Par un mémoire en défense enregistré le 5 mai 2026, la commune de Carcassonne, représentée par Me Richer, conclut au rejet de la requête et demande au tribunal de condamner la requérante à lui verser la somme de 3 000 euros en application des dispositions de l’article L. 761-1 du code de justice administrative.
Elle soutient que :
- il n’y a plus lieu de statuer sur les conclusions dirigées contre l’arrêté du 30 mars 2026, lequel a été abrogé ;
- la condition d’urgence n’est pas remplie ;
- les moyens soulevés ne sont pas fondés.
II) Par une requête enregistrée sous le n° 2602916 le 8 avril 2026, la Ligue des droits de l’Homme (LDH), représentée par Me Mazas, demande au juge des référés :
1°) d’ordonner, sur le fondement de l’article L. 521-1 du code de justice administrative, la suspension de l’exécution de l’arrêté du maire de Carcassonne en date du 3 avril 2026 portant réglementation des activités constituant un trouble à l’ordre public notamment la mendicité ;
2°) de mettre à la charge de la commune la somme de 2 500 euros en application des dispositions de l’article L. 761-1 du code de justice administrative.
Elle soutient que :
- l’urgence est caractérisée : l’exécution de l’arrêté contesté porte une atteinte grave et immédiate aux intérêts qu’elle défend dès lors qu’il apporte de fortes restrictions à la liberté d’utiliser le domaine public et à la liberté d’aller et venir ;
- il existe un doute sérieux quant à la légalité de la décision contestée : elle est entachée d’incompétence dès lors que seul le préfet de l’Aude est compétent pour prévenir les atteintes à la tranquillité publique au sens de l’article L. 2212-2 du code général des collectivités territoriales ; les mesures ne sont ni nécessaires ni proportionnées aux atteintes portées à la liberté d’aller et venir et à celle d’utiliser le domaine public ; ells portent une atteinte disproportionnée au droit au respect de la vie privée et familiale, au principe de dignité humaine et au principe de fraternité ; l’arrêté contesté revêt un caratère imprécis et général ; les interdictions prononcées revêtent un caractère disproportionné au regard de leur application spatio-temporelle ; l’arrêté est entaché d’un detournement de pouvoir.
Par un mémoire en défense enregistré le 5 mai 2026, la commune de Carcassonne, représentée par Me Richer, conclut au rejet de la requête et demande au tribunal de condamner la requérante à lui verser la somme de 3 000 euros en application des dispositions de l’article L. 761-1 du code de justice administrative.
Elle soutient que :
- il n’y a plus lieu de statuer sur les conclusions dirigées contre l’arrêté du 30 mars 2026, lequel a été abrogé ;
- la condition d’urgence n’est pas remplie ;
- les moyens soulevés ne sont pas fondés.
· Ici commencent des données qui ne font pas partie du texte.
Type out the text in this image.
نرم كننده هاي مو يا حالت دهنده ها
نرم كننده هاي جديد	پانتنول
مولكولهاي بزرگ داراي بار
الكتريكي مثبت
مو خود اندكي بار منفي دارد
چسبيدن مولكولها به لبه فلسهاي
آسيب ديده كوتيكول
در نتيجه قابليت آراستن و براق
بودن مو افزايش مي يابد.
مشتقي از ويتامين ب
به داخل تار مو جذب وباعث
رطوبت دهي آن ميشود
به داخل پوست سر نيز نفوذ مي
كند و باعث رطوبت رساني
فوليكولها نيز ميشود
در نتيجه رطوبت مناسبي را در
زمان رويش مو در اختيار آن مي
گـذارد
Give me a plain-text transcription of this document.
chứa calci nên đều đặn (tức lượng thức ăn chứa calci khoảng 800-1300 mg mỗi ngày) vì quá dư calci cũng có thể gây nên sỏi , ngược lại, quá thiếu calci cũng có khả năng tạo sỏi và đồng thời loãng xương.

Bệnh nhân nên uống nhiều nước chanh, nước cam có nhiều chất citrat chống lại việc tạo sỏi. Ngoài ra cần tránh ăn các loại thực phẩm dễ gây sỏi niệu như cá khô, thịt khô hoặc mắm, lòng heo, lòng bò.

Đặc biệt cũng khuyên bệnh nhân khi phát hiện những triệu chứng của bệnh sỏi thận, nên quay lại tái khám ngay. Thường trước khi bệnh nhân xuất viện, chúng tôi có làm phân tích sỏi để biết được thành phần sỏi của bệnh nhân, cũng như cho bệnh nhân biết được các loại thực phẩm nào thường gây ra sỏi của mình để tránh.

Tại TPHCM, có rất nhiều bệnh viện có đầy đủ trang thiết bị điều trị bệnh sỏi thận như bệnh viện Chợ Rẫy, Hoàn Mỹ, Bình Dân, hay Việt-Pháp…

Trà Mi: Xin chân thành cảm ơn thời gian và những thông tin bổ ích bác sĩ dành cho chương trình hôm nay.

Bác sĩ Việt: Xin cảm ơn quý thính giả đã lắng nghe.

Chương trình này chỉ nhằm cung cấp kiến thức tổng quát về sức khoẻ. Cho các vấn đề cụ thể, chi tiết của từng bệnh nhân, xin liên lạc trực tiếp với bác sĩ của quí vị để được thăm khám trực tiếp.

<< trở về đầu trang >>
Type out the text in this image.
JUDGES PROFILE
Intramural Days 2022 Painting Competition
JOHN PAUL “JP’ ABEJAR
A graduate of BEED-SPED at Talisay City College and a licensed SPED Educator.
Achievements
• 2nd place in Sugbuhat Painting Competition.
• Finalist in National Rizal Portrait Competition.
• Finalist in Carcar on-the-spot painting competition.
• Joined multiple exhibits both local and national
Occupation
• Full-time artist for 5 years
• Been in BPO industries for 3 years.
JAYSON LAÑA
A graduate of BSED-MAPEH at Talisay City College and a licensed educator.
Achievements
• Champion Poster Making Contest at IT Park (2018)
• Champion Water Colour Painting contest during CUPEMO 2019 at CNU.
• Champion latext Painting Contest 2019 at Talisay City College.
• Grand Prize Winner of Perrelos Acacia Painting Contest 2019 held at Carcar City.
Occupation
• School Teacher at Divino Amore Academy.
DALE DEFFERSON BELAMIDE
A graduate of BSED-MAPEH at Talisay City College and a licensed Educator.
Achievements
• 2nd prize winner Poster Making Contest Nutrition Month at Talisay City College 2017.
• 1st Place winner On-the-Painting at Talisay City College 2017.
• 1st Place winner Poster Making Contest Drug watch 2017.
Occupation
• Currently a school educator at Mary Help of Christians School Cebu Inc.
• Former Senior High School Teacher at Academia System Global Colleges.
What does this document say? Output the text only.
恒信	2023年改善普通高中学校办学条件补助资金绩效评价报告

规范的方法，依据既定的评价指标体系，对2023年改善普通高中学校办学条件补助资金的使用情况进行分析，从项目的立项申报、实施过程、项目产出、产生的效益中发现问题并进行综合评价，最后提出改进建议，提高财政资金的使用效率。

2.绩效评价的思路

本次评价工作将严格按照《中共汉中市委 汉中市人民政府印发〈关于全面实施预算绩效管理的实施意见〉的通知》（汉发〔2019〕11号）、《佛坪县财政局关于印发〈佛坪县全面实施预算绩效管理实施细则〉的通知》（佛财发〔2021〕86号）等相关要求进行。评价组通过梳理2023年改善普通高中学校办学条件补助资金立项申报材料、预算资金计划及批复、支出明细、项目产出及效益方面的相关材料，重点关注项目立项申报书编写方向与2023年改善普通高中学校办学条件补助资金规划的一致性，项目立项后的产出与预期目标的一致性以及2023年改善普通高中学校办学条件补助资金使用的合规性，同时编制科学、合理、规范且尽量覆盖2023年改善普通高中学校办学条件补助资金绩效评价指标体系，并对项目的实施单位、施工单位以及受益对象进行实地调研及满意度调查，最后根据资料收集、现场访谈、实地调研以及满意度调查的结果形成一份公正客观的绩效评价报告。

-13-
Par un mémoire en intervention volontaire enregistré le 5 mai 2026, la fédération des acteurs de la solidarité et la fédération des acteurs de la solidarité Occitanie, représentées par Me Mazas, s’associent aux conclusions de la Ligue des Droits de l’homme.
Elles soutiennent que :
- leur intervention est recevable ;
- l’urgence est caractérisée ;
- l’arrêté contesté est entaché d’un doute sérieux quant à sa légalité.
III) Par une requête enregistrée sous le n° 2602955 le 10 avril 2026, l’association Barreau des rues, représentée par Me Hue, demande au juge des référés :
1°) d’ordonner, sur le fondement de l’article L. 521-1 du code de justice administrative, la suspension de l’exécution de l’arrêté du maire de Carcassonne en date du 3 avril 2026 portant réglementation des activités constituant un trouble à l’ordre public notamment la mendicité ;
2°) de mettre à la charge de la commune de Carcassonne la somme de 2 000 euros en application des dispositions de l’article L. 761-1 du code de justice administrative.
Elle soutient que :
- l’urgence est caractérisée : l’exécution de l’arrêté contesté porte une atteinte grave et immédiate aux intérêts qu’elle défend dès lors qu’il apporte de fortes restrictions à la liberté d’aller et venir et à la liberté de réunion ;
- il existe un doute sérieux quant à la légalité de la décision contestée : le maire de Carcassonne ne justifie pas d’une atteinte à l’ordre public nécessitant l’intervention de l’arrêté contesté ; les mesures prises par le maire sont disproportionnées au regard de l’objectif poursuivi dès lors que compte tenu de son champ géographique excessif, de sa durée étendue, de son amplitude horaire particulièrement large et de l’imprécision de ses critères d’application, l’arrêté litigieux présente un caractère général et absolu ; les mesures prévues par l’arrêté présentent un caractère général et imprécis.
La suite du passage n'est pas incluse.